The era in which the yen, which has hit its lowest level against the dollar in about 38 years since 1986, has been a driving force behind Japanese stocks is coming to an end.

The 30-day correlation between the Nikkei and the yen turned negative in June for the first time since February, but the divergence has widened as investors grow increasingly worried that a sustained decline in the yen will hurt the Japanese economy.

The continued depreciation of the yen is likely to have a negative impact on the Japanese economy, as it will lead to higher import costs for raw materials and energy, and there is a risk that higher prices will reduce consumer purchasing power.

One of the factors that has Japanese stock investors growing increasingly wary is the speculation that the government and the Bank of Japan may again intervene in the foreign exchange market in an attempt to prevent the yen from weakening too much. For many years, a weak yen has been viewed favorably in the Japanese stock market as a factor that boosts the earnings of exporting companies, but if the government intervenes, the yen’s value will become unstable, and this could then become a burden on the performance of exporting companies.

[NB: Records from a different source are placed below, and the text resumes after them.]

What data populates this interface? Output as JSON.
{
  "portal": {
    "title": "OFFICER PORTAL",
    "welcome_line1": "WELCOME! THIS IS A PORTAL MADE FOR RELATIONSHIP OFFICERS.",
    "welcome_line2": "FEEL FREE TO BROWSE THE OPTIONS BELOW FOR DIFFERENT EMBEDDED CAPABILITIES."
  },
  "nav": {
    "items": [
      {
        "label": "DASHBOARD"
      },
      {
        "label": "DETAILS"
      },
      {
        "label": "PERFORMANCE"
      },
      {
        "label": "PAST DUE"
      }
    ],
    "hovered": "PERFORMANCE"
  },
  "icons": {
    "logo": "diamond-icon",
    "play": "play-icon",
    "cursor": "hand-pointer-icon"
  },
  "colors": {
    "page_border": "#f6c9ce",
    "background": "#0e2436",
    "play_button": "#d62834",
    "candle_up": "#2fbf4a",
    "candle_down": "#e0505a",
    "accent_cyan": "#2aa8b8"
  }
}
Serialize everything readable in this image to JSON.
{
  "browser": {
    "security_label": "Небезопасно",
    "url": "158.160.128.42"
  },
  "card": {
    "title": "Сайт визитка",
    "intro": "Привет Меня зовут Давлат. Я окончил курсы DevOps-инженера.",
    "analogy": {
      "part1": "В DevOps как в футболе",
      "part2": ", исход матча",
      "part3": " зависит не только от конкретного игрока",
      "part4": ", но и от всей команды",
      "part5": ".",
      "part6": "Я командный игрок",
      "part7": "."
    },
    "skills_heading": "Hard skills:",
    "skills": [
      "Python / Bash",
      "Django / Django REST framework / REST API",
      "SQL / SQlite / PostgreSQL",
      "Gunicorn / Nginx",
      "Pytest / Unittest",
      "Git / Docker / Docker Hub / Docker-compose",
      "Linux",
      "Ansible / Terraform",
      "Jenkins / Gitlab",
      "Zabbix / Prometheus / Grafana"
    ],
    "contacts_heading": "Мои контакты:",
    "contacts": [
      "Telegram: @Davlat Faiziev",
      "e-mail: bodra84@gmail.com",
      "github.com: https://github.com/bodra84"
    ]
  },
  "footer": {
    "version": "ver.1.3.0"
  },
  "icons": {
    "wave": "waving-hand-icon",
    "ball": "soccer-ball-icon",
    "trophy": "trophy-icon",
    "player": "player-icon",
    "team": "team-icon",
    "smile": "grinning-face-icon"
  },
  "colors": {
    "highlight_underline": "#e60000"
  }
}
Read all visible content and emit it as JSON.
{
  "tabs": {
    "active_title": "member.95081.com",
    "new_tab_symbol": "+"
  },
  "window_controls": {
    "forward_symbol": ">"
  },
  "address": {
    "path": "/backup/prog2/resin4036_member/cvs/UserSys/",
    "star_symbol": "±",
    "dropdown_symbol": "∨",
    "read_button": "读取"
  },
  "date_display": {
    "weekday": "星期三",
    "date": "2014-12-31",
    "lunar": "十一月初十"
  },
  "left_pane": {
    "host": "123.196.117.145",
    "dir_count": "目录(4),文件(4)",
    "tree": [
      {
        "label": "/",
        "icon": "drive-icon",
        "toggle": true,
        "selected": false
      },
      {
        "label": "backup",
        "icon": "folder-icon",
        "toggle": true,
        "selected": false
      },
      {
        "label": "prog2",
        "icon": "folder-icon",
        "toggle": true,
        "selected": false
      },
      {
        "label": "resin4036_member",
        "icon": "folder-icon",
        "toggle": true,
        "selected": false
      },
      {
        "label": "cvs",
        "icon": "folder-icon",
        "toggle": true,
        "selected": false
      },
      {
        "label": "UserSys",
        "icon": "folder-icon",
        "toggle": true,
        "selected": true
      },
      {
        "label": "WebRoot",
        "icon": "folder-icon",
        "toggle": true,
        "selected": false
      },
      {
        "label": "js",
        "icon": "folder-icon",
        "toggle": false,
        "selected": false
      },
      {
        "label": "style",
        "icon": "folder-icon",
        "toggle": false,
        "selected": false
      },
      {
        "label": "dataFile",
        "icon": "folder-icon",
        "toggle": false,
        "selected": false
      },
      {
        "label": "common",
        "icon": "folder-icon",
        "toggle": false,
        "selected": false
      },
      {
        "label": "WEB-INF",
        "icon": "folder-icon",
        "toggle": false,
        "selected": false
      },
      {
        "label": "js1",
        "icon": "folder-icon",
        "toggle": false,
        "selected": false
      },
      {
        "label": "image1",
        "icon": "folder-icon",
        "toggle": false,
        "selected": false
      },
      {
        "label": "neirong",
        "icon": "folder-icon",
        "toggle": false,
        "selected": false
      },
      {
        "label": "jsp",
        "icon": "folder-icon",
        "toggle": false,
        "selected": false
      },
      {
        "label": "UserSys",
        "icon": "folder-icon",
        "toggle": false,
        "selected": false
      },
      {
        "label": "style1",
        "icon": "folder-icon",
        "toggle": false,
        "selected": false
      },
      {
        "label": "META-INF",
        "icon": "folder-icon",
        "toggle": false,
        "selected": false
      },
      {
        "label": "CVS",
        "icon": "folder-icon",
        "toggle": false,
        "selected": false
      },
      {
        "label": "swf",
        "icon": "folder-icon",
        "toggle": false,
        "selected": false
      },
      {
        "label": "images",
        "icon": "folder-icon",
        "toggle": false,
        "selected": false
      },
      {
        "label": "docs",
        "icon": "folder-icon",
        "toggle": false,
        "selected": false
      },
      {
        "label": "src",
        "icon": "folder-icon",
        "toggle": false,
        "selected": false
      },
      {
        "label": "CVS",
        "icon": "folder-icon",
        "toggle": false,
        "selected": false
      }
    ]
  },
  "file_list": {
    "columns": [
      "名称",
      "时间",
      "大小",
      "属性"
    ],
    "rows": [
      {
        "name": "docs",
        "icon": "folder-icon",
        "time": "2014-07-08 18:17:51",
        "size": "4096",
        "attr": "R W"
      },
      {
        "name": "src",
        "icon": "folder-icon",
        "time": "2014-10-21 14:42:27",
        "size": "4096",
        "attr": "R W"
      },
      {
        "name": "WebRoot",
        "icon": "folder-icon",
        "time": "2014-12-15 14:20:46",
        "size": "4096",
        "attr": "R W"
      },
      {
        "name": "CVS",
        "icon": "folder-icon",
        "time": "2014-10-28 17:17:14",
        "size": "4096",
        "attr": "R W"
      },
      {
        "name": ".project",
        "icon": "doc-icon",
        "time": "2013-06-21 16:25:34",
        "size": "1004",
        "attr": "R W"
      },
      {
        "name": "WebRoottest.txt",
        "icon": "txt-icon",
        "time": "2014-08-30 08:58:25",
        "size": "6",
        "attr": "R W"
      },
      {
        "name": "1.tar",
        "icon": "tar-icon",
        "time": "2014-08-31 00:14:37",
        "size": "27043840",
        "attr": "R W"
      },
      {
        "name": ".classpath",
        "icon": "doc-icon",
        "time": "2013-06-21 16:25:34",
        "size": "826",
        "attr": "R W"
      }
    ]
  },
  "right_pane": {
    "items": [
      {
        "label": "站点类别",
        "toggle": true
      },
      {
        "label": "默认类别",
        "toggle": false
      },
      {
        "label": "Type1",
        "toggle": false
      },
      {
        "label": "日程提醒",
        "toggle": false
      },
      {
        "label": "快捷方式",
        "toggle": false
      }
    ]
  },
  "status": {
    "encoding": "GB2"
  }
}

The weak yen is undoubtedly what pushed Toyota Motor Corporation, the top Japanese company by market capitalization, to a record high of 5.3529 trillion yen in the previous fiscal year (ending March 2024), and it also contributed greatly to the Nikkei average reaching an all-time high for the first time in over 30 years. However, the historic weakness of the yen has reduced the investment income of overseas investors who invest in dollars, and overseas investors have been selling Japanese stocks for five consecutive weeks.

The weak yen has helped the Nikkei average rise less than 4% this year in dollar terms, significantly underperforming the 15% gains in the S&P 500 and the 6% gains in the Hang Seng Index. “Investors are increasingly concerned about the negative impact of the weak yen on dollar and euro earnings, which is leading to further outflows,” said Amir Anvarzadeh, a strategist at Asymmetric Advisors in Hong Kong.

At its June monetary policy meeting, the Bank of Japan surprised the market by postponing plans to reduce its purchases of government bonds until July. Overnight index swaps (OIS), which reflect the outlook for monetary policy, are priced at 69% in which the policy interest rate will be raised by 10 basis points (bp, 1 bp = 0.01%) in July, but the absolute interest rate differential between Japan and the United States remains large.

“As long as the Bank of Japan continues to move at a snail’s pace and turn a blind eye to asset losses, the yen will continue to weaken,” said Anvarzadeh. “Future interest rate cuts from the U.S. Federal Reserve could help the yen, but he worries this could spread to regional currencies.”

Deteriorating sentiment

Some overseas investors are showing signs of declining appetite for Japanese stocks, with Britain’s Schroders downgrading its view on the country to “neutral,” blaming the weak currency for signs of weakening consumer and small business sentiment, it said in its latest investor note.

Meanwhile, several strategists, including those at BlackRock and Morgan Stanley, remain upbeat about Japan’s long-term prospects, citing rising wages and progress in corporate reforms. The Nikkei has risen more than 17% this year in yen terms, outperforming other major Asian markets. Rie Nishihara, chief Japan equity strategist at JPMorgan Securities, sees the Nikkei reaching 42,000 yen by the end of the year.

However, SMBC Nikko Securities’ Chief FX and Foreign Bond Strategist, Makoto Noji, sees the current situation of currency depreciation as a problem, and in a report dated the 27th, he pointed out that attention should be paid to the fact that a further weakening of the yen could nip in the bud the virtuous cycle of escaping deflation. “Considering that the cost of living is rising daily due to imported inflation, it is about time that the weakening of the yen can no longer be overlooked,” he said.